Melzer: Mein langjähriger Manager Ronnie Leitgeb und ich. Er hilft mir nach wie vor. Zuletzt gab es halt nur wenig zu managen.

tennisnet: Siehst du dich in Zukunft auch als Non-Playing-Captain des österreichischen Davis-Cup-Teams?

Melzer: Wenn sie mich nehmen, werde ich das sicher einmal machen. Ich glaube aber, dass man vielleicht ein, zwei Jahre braucht, um nach dem Ende der sportlichen Karriere ein wenig Abstand zu gewinnen. Wenn es sich früher ergibt, dann macht man sowas wahrscheinlich aber auch früher. Ich habe mir erst jetzt in Moskau am ersten Tag gedacht, irgendwann da drinnen sitzen wäre schon lässig. Das ist eines der wenigen Tenniswochenenden, wo du als Trainer so richtig eingreifen kannst.

tennisnet: Ein richtiger Brotjob wäre Davis-Cup-Captain aber nicht. Was käme dafür in Frage?

Melzer: Ich könnte mir schon vorstellen, meinem Bruder eine Zeit lang zu helfen oder ich versuche als Coach einen anderen Spieler wirklich weit nach vorne zu bringen. Aber das ist halt wieder mit sehr viel reisen verbunden und muss von der Familie abgesegnet sein und nur eine Möglichkeit. Die andere wäre, dass du was im Verband machst.

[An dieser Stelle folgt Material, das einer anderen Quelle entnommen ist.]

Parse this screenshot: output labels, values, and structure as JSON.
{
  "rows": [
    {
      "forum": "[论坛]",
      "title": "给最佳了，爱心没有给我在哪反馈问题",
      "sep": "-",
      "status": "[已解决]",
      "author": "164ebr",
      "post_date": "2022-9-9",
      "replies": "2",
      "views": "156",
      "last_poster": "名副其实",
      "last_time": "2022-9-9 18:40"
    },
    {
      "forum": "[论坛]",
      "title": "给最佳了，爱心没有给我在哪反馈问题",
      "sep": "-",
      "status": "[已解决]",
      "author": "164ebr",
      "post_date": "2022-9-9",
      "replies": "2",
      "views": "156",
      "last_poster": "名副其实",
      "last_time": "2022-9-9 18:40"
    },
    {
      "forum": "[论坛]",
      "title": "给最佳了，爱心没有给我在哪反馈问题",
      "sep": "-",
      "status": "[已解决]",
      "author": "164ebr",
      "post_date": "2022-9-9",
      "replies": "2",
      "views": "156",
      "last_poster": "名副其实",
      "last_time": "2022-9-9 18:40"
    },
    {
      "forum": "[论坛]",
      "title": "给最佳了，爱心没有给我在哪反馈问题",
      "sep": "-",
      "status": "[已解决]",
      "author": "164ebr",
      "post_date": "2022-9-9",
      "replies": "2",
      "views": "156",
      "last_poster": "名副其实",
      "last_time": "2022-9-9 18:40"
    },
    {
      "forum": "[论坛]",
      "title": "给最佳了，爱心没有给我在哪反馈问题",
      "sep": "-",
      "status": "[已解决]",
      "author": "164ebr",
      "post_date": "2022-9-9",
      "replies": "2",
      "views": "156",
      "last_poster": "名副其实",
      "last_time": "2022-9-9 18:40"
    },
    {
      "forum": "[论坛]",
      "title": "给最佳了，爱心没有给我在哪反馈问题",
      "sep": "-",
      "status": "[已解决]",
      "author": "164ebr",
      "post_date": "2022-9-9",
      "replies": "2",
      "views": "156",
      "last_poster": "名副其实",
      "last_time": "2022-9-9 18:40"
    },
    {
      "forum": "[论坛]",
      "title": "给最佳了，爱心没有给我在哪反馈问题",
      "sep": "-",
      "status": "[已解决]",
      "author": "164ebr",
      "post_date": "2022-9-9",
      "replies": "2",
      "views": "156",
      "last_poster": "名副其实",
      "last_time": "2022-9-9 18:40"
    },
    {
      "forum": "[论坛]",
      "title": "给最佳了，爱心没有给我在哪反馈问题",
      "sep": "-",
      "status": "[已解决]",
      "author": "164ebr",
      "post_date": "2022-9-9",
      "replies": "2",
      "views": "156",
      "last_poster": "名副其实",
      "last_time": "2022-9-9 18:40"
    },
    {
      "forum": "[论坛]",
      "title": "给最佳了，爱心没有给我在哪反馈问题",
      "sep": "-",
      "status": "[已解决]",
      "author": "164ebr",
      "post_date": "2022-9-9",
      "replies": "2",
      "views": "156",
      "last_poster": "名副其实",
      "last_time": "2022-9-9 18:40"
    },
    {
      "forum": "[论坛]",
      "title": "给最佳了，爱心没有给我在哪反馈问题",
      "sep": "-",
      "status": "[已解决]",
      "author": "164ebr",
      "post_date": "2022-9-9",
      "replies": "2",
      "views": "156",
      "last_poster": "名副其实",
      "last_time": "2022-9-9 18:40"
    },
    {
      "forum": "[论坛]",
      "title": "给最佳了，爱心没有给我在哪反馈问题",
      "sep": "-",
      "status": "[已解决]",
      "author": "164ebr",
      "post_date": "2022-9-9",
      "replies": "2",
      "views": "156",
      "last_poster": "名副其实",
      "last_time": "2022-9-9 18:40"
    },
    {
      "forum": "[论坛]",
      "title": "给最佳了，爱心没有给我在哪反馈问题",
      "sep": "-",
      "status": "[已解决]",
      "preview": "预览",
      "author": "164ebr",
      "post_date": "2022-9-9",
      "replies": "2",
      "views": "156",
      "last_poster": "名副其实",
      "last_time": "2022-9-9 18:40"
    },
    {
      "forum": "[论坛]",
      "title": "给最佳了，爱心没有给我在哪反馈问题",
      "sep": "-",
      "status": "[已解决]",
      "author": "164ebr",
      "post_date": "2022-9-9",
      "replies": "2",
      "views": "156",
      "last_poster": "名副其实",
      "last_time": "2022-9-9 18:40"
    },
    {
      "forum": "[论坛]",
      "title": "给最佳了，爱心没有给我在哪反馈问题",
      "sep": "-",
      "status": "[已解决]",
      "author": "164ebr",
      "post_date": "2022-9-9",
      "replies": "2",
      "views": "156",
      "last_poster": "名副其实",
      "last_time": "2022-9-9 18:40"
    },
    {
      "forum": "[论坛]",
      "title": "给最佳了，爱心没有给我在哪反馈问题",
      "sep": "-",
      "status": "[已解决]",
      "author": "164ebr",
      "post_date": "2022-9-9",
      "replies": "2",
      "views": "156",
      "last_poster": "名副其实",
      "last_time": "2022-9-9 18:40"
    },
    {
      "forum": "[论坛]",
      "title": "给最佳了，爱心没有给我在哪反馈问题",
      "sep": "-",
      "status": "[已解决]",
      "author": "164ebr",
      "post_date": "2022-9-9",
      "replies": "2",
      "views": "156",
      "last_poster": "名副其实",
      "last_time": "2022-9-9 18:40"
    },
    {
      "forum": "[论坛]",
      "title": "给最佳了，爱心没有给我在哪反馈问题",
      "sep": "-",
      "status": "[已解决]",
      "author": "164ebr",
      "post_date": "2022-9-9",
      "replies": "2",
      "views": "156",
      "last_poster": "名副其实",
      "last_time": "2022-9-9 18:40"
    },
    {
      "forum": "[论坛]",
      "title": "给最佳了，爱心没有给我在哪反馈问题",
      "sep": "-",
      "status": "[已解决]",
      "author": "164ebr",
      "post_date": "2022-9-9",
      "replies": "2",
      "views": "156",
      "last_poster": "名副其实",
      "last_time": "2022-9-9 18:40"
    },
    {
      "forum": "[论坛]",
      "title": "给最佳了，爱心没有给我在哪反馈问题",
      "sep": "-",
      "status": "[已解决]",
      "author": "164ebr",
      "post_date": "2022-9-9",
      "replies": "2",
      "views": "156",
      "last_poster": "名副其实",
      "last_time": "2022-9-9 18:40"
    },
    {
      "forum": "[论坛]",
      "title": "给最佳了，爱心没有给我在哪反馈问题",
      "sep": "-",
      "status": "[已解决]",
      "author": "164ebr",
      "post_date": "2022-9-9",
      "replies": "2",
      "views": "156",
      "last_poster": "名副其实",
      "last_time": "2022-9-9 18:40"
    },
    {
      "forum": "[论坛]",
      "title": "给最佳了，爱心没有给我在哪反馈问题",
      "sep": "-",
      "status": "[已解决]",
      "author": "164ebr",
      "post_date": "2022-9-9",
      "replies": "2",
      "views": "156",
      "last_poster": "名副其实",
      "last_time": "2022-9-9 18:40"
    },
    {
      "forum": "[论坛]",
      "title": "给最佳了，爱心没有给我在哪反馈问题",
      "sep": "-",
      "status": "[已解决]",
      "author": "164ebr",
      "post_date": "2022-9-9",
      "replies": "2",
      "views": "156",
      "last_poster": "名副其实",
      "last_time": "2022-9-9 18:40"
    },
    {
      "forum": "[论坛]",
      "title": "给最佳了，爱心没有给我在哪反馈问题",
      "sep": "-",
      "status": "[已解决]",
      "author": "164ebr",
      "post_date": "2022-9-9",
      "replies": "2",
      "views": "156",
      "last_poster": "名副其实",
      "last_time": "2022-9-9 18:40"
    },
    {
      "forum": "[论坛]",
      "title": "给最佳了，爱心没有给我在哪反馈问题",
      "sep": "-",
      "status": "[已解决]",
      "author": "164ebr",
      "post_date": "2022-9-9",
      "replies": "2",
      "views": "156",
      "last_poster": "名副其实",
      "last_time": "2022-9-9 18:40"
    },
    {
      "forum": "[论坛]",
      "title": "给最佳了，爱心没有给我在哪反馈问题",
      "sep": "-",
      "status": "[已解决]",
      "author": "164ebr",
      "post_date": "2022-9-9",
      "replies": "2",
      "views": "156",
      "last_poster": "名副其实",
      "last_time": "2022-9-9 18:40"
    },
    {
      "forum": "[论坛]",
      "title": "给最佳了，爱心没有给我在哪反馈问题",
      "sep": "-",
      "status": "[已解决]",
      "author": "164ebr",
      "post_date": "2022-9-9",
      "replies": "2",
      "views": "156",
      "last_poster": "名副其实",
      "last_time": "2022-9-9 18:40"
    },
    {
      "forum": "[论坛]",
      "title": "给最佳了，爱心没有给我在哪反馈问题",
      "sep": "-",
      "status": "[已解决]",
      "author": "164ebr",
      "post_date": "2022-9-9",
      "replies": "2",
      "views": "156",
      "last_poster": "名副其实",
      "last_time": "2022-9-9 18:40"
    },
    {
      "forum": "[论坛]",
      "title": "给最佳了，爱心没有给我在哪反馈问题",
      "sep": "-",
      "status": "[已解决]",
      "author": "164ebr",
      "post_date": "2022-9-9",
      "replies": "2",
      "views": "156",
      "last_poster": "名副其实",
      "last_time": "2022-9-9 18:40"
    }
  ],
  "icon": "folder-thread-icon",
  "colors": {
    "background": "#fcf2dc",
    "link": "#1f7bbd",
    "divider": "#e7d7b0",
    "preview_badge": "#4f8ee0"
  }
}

Ich glaube, dass dort mit dem neuen Präsidenten gute Weichen gestellt worden sind, dass ich mir vorstellen kann, da was zu tun.

tennisnet: Der Bereich "Tennis" ist also einigermaßen fix?

Melzer: Ja. Da kenne ich mich eindeutig am besten aus. Ich habe zwar Matura gemacht aber sonst nur eine Ausbildung mit der gelben Filzkugel gemacht und ich fände es schade, wenn dieses Wissen irgendwo versumpert.